Nunca le contó a alguien sobre lo que sentía. Mucho menos de lo que soñaba. Se
imaginaba a una persona con problemas a la que él iba a salvar. Más lo hacía
cuando veía a sus compañeros acercársele con todo tipo de intenciones. El grado
de idealización era preocupante.
Un
sábado a la noche, aburrido de estar en su casa, Juan decidió ir a un boliche.
Fue al que tenía más cerca y entró. Por primera vez ingresaba a uno de esos
lugares oscuros, con luces de todos los colores que se prenden y se apagan todo
el tiempo, además de aturdirse con la música ensordecedora. No veía nada
atractivo, sólo varones bailando con varones y mujeres con mujeres. Se estaba
aburriendo sobremanera. Llegaron los lentos y él decidió irse. De pronto vio a
alguien acercarse a él, como buscándolo. Cuando estaba cara a cara, quedó
atónito. Nathalie, que venía huyendo de un pesado acosador, estaba frente a él.
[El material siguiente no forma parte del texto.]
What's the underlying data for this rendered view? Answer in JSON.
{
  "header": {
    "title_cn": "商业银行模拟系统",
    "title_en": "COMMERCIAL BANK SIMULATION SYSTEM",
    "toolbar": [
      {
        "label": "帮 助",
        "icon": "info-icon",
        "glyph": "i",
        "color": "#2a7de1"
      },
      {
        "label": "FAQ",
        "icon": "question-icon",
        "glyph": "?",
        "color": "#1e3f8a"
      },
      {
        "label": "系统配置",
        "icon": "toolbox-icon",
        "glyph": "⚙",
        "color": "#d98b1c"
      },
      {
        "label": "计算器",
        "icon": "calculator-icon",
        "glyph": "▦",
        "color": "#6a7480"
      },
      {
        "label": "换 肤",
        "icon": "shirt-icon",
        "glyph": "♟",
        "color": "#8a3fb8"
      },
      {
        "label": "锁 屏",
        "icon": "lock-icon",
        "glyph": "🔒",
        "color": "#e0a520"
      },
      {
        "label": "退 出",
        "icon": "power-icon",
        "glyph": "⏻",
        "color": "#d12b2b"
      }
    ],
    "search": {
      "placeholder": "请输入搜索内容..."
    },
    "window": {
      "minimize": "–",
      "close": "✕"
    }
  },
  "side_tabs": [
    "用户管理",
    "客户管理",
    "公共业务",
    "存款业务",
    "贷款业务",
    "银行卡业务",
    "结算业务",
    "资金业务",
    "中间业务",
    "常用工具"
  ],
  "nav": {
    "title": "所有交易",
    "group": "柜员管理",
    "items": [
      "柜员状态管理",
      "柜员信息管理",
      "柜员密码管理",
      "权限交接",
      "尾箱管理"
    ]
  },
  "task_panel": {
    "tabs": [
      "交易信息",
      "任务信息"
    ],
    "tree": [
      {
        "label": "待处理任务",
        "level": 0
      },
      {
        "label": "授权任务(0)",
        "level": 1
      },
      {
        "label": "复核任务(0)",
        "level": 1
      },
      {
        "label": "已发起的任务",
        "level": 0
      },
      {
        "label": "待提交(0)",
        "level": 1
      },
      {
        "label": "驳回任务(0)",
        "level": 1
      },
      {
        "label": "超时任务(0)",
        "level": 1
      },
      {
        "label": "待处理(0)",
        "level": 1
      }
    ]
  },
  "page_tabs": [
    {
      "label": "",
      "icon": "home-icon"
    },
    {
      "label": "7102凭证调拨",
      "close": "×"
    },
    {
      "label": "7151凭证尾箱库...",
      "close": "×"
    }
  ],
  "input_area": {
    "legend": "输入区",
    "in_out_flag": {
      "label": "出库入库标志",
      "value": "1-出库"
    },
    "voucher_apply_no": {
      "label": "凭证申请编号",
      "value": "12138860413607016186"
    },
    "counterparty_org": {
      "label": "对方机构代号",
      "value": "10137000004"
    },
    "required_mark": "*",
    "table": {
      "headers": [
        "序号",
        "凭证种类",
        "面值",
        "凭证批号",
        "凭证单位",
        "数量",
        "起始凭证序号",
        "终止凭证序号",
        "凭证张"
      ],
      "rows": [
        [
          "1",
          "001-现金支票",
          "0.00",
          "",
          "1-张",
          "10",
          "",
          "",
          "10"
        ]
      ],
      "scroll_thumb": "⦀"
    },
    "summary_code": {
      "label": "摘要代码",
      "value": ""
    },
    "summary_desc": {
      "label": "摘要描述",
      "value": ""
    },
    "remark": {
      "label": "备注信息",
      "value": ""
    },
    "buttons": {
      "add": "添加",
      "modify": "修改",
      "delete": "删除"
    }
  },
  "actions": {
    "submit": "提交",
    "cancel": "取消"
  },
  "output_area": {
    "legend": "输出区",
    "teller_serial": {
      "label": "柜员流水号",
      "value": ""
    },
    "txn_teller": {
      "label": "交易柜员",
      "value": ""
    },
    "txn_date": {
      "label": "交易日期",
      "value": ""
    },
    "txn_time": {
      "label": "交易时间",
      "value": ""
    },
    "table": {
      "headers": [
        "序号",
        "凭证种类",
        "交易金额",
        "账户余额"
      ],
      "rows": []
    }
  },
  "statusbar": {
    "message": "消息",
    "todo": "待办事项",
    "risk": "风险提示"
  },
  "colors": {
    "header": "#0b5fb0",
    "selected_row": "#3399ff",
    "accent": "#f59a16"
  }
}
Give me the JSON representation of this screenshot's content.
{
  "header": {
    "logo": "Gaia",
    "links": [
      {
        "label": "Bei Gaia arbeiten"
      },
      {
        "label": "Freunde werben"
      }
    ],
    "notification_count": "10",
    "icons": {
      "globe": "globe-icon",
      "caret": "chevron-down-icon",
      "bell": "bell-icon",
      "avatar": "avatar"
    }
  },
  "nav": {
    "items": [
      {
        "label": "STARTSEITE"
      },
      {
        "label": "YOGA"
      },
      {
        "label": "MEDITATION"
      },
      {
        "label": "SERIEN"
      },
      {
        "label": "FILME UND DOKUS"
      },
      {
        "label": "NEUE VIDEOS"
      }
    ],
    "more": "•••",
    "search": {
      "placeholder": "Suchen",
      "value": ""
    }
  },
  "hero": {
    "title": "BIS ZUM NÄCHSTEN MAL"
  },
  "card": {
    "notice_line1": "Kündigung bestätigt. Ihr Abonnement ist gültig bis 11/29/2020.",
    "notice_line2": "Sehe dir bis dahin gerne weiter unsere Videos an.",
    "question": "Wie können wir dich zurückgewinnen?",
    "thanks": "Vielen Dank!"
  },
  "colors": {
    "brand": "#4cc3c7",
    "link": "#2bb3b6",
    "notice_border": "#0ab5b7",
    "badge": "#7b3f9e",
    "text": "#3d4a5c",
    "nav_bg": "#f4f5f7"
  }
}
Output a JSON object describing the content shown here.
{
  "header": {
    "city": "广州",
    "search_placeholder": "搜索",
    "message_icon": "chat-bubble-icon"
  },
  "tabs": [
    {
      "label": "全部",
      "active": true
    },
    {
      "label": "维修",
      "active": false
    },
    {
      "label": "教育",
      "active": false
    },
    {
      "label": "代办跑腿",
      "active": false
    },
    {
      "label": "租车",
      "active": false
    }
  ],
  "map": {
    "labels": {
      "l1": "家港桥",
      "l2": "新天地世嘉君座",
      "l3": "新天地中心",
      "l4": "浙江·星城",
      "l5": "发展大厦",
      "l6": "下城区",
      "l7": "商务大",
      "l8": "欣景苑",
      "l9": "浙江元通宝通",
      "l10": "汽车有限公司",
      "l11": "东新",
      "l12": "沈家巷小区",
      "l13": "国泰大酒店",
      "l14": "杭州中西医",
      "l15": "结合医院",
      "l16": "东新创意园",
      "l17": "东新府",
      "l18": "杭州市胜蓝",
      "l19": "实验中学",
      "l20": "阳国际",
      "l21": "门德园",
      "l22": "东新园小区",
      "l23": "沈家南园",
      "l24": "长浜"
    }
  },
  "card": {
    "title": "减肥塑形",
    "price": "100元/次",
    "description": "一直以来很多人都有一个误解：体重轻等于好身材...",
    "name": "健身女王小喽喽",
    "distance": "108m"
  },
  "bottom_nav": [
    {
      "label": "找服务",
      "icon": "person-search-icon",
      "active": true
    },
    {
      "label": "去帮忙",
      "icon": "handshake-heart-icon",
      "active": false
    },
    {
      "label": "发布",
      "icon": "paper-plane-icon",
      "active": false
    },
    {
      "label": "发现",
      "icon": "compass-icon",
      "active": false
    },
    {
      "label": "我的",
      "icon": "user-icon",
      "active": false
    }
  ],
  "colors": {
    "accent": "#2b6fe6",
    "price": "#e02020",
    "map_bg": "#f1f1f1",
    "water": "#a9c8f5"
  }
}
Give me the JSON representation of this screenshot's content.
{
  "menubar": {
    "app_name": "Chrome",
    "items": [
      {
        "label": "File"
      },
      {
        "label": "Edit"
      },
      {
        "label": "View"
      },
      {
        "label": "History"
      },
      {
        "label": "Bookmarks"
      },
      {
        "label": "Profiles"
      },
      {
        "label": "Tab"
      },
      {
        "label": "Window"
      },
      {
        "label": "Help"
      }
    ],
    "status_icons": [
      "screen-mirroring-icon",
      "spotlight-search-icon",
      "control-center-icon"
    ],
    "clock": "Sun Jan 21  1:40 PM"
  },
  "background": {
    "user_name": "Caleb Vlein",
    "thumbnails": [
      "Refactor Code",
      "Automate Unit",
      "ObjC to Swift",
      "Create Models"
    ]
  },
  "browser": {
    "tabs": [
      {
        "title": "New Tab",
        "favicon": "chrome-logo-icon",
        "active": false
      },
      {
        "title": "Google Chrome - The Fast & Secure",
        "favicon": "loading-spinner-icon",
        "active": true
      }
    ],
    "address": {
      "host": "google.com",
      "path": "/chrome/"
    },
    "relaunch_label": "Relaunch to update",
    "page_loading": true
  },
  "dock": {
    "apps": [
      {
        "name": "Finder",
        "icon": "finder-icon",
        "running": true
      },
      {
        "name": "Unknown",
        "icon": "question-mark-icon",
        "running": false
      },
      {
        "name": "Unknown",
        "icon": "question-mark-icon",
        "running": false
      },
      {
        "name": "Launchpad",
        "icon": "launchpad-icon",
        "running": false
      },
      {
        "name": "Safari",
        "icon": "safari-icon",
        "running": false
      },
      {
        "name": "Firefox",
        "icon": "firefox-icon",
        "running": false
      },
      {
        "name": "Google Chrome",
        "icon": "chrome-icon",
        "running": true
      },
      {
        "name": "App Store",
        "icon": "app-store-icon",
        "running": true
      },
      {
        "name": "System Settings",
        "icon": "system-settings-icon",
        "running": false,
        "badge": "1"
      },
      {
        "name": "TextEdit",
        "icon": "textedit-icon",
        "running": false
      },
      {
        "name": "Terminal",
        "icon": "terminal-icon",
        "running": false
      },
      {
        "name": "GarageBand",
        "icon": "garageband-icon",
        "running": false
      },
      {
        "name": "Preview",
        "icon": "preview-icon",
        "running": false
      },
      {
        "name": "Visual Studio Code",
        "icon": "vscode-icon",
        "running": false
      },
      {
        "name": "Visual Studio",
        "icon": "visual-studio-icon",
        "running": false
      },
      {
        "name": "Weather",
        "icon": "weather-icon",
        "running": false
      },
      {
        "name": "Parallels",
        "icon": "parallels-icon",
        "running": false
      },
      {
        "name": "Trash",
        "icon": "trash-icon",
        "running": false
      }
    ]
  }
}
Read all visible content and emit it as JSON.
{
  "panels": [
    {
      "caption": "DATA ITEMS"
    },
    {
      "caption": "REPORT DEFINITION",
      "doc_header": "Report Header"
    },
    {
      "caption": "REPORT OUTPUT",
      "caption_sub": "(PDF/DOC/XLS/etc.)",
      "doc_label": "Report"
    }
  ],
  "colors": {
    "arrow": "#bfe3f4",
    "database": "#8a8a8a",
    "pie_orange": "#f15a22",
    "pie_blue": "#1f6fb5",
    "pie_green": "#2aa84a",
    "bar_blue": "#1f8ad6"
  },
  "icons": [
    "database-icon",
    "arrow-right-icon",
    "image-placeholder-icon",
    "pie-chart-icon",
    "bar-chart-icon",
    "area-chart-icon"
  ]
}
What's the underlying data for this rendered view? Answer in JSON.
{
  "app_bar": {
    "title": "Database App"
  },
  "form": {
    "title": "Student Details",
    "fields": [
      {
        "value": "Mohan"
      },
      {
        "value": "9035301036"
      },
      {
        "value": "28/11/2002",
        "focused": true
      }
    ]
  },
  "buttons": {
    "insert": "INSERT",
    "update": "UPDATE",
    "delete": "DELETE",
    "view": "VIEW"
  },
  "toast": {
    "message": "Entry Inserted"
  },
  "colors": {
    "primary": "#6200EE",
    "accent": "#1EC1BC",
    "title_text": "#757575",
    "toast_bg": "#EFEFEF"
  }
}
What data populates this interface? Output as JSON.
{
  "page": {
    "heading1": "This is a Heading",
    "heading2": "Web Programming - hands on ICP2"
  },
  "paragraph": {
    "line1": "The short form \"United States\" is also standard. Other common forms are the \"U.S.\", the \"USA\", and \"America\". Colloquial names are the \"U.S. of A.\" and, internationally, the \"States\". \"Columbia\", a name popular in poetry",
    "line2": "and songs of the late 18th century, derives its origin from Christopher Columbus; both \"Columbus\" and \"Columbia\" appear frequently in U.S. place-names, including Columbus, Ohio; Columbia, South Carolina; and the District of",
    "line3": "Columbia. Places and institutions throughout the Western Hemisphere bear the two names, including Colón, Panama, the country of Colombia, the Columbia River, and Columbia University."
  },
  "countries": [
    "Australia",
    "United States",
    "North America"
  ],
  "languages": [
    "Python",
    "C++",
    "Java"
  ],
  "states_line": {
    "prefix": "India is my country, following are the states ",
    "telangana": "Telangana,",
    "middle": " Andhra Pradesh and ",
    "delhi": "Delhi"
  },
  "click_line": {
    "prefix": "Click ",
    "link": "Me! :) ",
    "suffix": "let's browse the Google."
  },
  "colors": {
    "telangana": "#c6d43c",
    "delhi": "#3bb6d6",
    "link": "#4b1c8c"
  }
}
Rápida de reflejos, abrazó a Juan y apoyó sus labios contra los de él. Ambos
estaban con los ojos abiertos, él para constatar que lo que estaba pasando era
real y ella para cerciorarse de que el pesado se había ido. Al cabo de unos
segundos, Juan aprovechó esa ocasión soñada para poner toda su pasión en ese
beso. Estaba siendo el superhéroe que salvaba a su amada de un incendio, de una
catástrofe o de algún desubicado que osara acercársele. Nathalie, sorprendida
por tanta ternura, se dejó llevar por ese gesto de cariño. Finalmente ambos
cerraron sus ojos para seguir con sus bocas pegadas y estrechados en un abrazo
fuerte. La timidez de él desapareció, ya no idealizaba más, sin proponérselo
estaba consiguiendo lo que más quería. No era la almohada a la que besaba, no
estaba masturbándose en el baño de su casa o en el del colegio, no: su fantasía
se estaba haciendo realidad. Ella sucumbió ante el encanto de ese chico al que
le prestaba tan poca atención en el colegio. Cuando se prendieron las luces,
dejaron de besarse, pero no se soltaban. Ambos se miraban con una sonrisa de
oreja a oreja. Salieron del lugar tomados de la mano y se perdieron por la
noche porteña que, en ese entonces, aún estaba en pañales.